Corría el mes de enero del 2013, con un
pie en la puerta de la jubilación siempre que no cambiaran los designios del
Gobierno. En cualquier momento se le podía cruzar el cable al ministro de turno
y obligarnos a trabajar más tiempo, no fuera a ser que un largo periodo de
merecido descanso nos acostumbrara mal y nos diera por transmitir ese sano
deseo a las generaciones que venían a continuación.
No lo pensaba por las buenas, a lo
gratuito. En treinta años habían cambiado unas cuantas leyes y no había por qué
concluir que ahora sería distinto. Las autoridades educativas siempre velaban
por nuestro bien y el de los alumnos; también por el de los padres.

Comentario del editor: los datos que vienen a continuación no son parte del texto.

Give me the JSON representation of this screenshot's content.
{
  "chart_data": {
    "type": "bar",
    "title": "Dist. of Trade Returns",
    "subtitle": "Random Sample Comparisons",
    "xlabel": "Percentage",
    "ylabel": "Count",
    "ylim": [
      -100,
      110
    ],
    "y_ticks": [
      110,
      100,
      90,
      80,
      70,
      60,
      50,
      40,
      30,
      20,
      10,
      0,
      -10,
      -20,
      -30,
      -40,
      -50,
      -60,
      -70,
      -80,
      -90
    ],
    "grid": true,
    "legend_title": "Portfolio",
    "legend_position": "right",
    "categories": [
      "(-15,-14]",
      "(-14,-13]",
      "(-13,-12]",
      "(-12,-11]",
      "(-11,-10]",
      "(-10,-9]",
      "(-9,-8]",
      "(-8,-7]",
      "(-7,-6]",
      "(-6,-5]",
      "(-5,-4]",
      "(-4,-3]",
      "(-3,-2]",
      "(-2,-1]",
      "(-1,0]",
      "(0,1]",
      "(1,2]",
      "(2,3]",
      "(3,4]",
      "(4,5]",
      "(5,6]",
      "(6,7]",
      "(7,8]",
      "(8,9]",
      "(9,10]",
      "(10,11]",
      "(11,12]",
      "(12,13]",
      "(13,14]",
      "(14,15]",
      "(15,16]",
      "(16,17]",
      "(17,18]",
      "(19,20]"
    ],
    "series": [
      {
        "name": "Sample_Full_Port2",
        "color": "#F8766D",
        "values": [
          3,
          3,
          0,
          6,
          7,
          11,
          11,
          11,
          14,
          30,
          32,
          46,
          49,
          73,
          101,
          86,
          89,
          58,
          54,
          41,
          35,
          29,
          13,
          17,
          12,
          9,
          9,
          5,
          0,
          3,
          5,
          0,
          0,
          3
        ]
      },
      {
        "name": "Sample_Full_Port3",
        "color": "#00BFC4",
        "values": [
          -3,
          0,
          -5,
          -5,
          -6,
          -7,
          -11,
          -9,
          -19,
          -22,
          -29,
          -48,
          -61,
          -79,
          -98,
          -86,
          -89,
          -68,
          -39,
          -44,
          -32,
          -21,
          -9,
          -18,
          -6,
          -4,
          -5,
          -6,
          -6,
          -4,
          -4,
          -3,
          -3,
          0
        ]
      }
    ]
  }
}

Había concluido una unidad didáctica,
dedicada a los textos argumentativos, en un más que meritorio intento de que
los alumnos a mi cargo tuvieran en cuenta que pensando podrían solucionar algún
que otro problema. Sabía por experiencia acumulada que aquella tarea no era fácil,
pero que no se dijera.
Una de las actividades consistía en que
el alumnado me convenciera que merecía aprobar en junio y no vernos las caras
en septiembre, con el calor y las fiestas. Aquellos alumnos, de segundo de la
ESO, a falta de argumentos, le echaron muchas palabras, pelotilleo y caradura
en un loable intento de demostrarme que iban a cambiar, se pondrían las pilas,
ni harían el gamberro ni se despistarían más de lo habitual, mejorarían la
caligrafía, la ortografía, la presentación y lo que hiciera falta, estudiarían
más y, en fin, un largo etcétera en función del talento y la vergüenza de cada
cual.
Uno de los alumnos, que andaba en la
cuerda floja, emborronó con más pena que gloria bastantes más líneas que en
ningún ejercicio de su historia escolar, terminando con la demostración
palpable de que para ese ejercicio se había preparado y esforzado como nunca.
Ese párrafo final decía: Fíjate, Juan
Manuel, me he aprendido hasta los pronombres: a, ante, bajo, cabe, con, contra…
¿Qué creen ustedes? ¿Aprobó en junio? ¿Suspendió? ¿Se puso
malito?
¿Habrá cambiado la cosa estos últimos
años? ¿Habrá mejorado el asunto con el PAI y esos meritorios intentos que leo
en los periódicos? ¿Quizás con la derogación de la LOMCE? Quiero creer que sí,
pero un pálpito frío derivado del escepticismo que aportan los años me dice que
no. Parece que los años lo vuelven a uno desconfiado y me pregunto si la culpa
la tendrán las leyes o los tiros vienen por otro lado.